Cela faisait plusieurs jours que Joseph marchait dans le désert, épuisé, affamé, déshydraté. S’il ne rencontrait bientôt personne pour le secourir, il était sûr qu’il allait mourir. Il revenait d’un long voyage, il rentrait chez lui en diligence avec d’autres passagers, quand ils s'étaient fait attaquer par une bande de desperados.
Joseph fut miraculeusement épargné, occupés que ces criminels étaient à massacrer, à violer les femmes et se disputer le butin. L’un des bandits lui avait donné un coup de crosse sur la tempe, il était tombé à terre, assommé et laissé pour mort.
Quand il reprit conscience, il se vit entouré de cadavres et de vêtements éparpillés, mais il ne perdit pas courage. Il vérifia s’il n’y avait pas de survivants et se résigna à donner une sépulture de fortune aux morts en les recouvrant de pierres. Puis il se mit en route, sans savoir où il allait.
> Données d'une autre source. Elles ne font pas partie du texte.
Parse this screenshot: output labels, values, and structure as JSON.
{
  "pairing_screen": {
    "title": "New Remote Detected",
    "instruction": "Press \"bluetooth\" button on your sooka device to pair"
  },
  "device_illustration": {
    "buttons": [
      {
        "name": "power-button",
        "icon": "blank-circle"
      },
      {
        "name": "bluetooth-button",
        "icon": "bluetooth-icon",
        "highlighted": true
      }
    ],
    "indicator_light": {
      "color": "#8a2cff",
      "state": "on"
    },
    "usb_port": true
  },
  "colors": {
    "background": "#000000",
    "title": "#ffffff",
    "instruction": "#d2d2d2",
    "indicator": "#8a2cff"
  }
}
Il n’avait pas compté le nombre de fois où il avait vu le soleil se coucher, mais çà faisait longtemps qu’il marchait. Trop longtemps. Il sentit le découragement le gagner, et il tomba à genoux. Il leva le visage vers le ciel et s’écria : « Ô Dieu, aide moi ! » avant de perdre connaissance.
Quand il revint à lui, il était attaché à un brancard. En tendant le cou, il aperçut des indiens sur des chevaux qui l'emmenaient quelque part, il les interpella mais ils semblaient l’ignorer.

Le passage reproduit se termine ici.